Des retards récurrents devenus la norme
La question des retards dans la publication des documents budgétaires est très récurrente en République démocratique du Congo. Pas seulement pour la reddition des comptes, mais pour plusieurs documents budgétaires que le gouvernement devrait produire et soumettre au débat public et en temps opportun. Pour rappel, il s’agit des rapports préalables au budget, du projet de budget de l’exécutif, du budget adopté, du budget citoyen, du rapport en cours d’année, de la revue de milieu d’année (lois rectificatives), du rapport de fin d’année (reddition des comptes) et du rapport d’audit. Beaucoup de ces rapports ne sont jamais produits, publiés et largement débattus comme souhaité et recommandé dans la déclaration de Dar es Saalam, en Tanzanie, de novembre 2011. Soixante pays et organisations internationales avaient alors jeté les bases de la construction et de la consolidation d’un mouvement mondial en faveur de la promotion d’une budgétisation gouvernementale transparente, responsable et réactive aux besoins des personnes pauvres dans la société. Cependant, comme la cour des comptes, la société civile tient à souligner l’effort du gouvernement d’avoir élaboré et transmis à la Cour la loi portant reddition des comptes du budget du pouvoir central pour l’exercice 2012, rompant ainsi avec une longue tradition de non élaboration de ce type de loi. Le gouvernement renoue ainsi avec un principe fondamental de la bonne gouvernance qui est celui de la redevabilité. La Cour relève aussi l’absence de lois de finances rectificatives du budget, prévues par les articles 26 et 27 de la LOFIP, en 2012 tout comme en 2013. Elle constate en 2012, l’incapacité du gouvernement d’exécuter les dépenses publiques à hauteur des recettes réalisées de l’ordre de 4.333.730.669.670,48 de francs. Le bonus de 431.289.236.842,67 de francs aurait pu servir à payer les dépenses aussi bien courantes qu’en capital de l’exercice, plutôt qu’à « constituer les provisions destinées à financer les investissements dans les secteurs productifs de croissance ».
On relève également la non-conformité du projet de loi portant reddition des comptes à la loi de finances de l’année. Illustration : les dépenses en capital, prévues dans la loi de finances de l’année 2013 de l’ordre de 2.574.117.017.231 de francs, dont 1.529.485.428.766 de francs inscrits à la rubrique « équipement » ; 1.044.631.588.465 pour la rubrique « construction, réhabilitation, addition d’ouvrages et d’édifices, acquisition immobilière ». Dans ses annexes, le projet de loi portant reddition des comptes indique 2.509.163.311.761,00 de francs.
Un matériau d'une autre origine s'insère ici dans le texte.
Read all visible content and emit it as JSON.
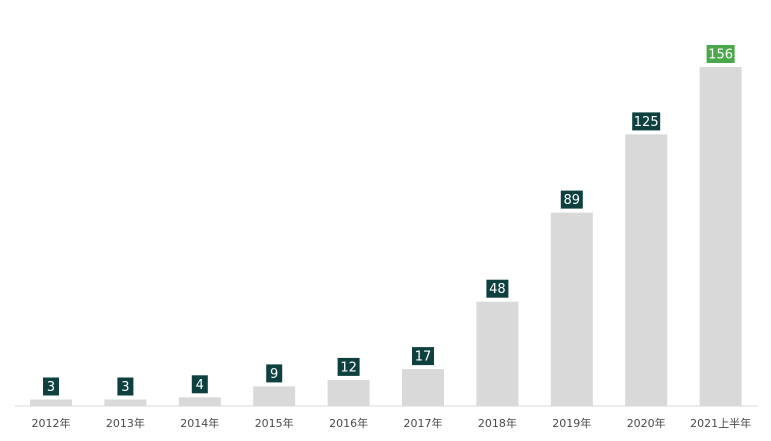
{
  "chart_data": {
    "type": "bar",
    "title": "",
    "xlabel": "",
    "ylabel": "",
    "categories": [
      "2012年",
      "2013年",
      "2014年",
      "2015年",
      "2016年",
      "2017年",
      "2018年",
      "2019年",
      "2020年",
      "2021上半年"
    ],
    "values": [
      3,
      3,
      4,
      9,
      12,
      17,
      48,
      89,
      125,
      156
    ],
    "ylim": [
      0,
      160
    ],
    "grid": false,
    "legend": "none",
    "colors": {
      "bar": "#d9d9d9",
      "label_default": "#0e4040",
      "label_highlight": "#4aa84a",
      "axis": "#d9d9d9",
      "tick_text": "#4a4a4a"
    },
    "highlight_index": 9
  }
}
Ici, on observe que l’écart avec la loi est de 64.953.705.471, montant qui, s’il était pris en compte, devait au moins changer la part respective des dépenses courantes en capital. L’explication fournie est que la loi contient également, dans sa partie consacrée aux dépenses courantes, des données ayant trait aux dépenses en capital ; ce qui est incompatible avec le prescrit rappelé de l’article 28 de la LOFIP.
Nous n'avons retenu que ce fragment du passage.